Meng Hongwei a également été condamné à deux millions de yuans d’amende (environ 260.000 euros), a précisé le Tribunal populaire intermédiaire n°1 de Tianjin (nord). Le tribunal a précisé que Meng Hongwei acceptait le verdict et ne ferait pas appel.

Meg Hongwei suspendu de toute fonction officielle

Meng Hongwei s’était subitement volatilisé d’Interpol en septembre 2018, ne donnant pas de nouvelles après avoir quitté Lyon, où se trouve le siège de l’organisation policière internationale. Au bout d’une dizaine de jours, Pékin avait annoncé qu’il était rentré en Chine où il avait été placé en détention, soupçonné de corruption.

Meng Hongwei a été exclu en mars 2019 du Parti communiste chinois (PCC) au pouvoir et de toute fonction officielle. Le tribunal a publié plusieurs photos montrant Meng Hongwei dans la salle d’audience, entouré de deux policiers, les traits tirés et les cheveux blanchis.
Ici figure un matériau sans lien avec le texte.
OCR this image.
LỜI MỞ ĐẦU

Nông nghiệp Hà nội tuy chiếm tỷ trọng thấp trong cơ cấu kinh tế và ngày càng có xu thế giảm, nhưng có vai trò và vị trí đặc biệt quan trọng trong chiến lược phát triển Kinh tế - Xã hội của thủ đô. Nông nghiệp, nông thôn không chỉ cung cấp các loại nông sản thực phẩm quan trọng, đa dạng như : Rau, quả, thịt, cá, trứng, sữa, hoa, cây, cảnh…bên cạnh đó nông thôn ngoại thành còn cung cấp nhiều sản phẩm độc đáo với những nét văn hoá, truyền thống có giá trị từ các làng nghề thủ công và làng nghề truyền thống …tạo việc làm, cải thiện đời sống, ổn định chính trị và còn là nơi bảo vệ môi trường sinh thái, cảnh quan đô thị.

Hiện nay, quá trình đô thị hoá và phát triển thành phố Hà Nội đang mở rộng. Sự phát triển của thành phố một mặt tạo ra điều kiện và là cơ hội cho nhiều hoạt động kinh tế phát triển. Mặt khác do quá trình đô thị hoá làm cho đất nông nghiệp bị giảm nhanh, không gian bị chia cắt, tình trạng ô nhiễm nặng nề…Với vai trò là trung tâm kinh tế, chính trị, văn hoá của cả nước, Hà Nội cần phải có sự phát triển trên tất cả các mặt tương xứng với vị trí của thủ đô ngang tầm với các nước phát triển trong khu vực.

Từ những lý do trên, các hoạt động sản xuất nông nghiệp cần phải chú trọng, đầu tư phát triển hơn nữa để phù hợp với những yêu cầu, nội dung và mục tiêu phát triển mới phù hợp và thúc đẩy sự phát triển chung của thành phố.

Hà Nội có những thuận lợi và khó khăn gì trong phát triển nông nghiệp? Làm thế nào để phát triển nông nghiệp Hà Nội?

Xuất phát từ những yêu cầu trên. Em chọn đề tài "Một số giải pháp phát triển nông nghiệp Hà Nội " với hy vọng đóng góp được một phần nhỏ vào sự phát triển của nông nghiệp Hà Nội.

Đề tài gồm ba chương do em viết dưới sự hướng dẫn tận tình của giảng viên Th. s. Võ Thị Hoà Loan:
Près de 1,5 million de cadres du Parti communiste chinois sanctionnés

Meng Hongwei est l’énième haut dirigeant communiste à succomber à la campagne anticorruption​ lancée en 2013 par le président Xi Jinping peu après son arrivée au pouvoir. Elle a déjà sanctionné au moins 1,5 million de cadres du PCC, selon des chiffres officiels.

Très populaire auprès d’une opinion publique lassée des malversations, cette opération « mains propres » est également soupçonnée de servir à faire tomber des opposants internes à la ligne du chef de l’Etat chinois. L’épouse de Meng Hongwei ainsi que ses deux enfants ont obtenu l’asile politique en France début mai, selon leur avocat. Sa femme avait affirmé avoir été victime d’une tentative d’enlèvement.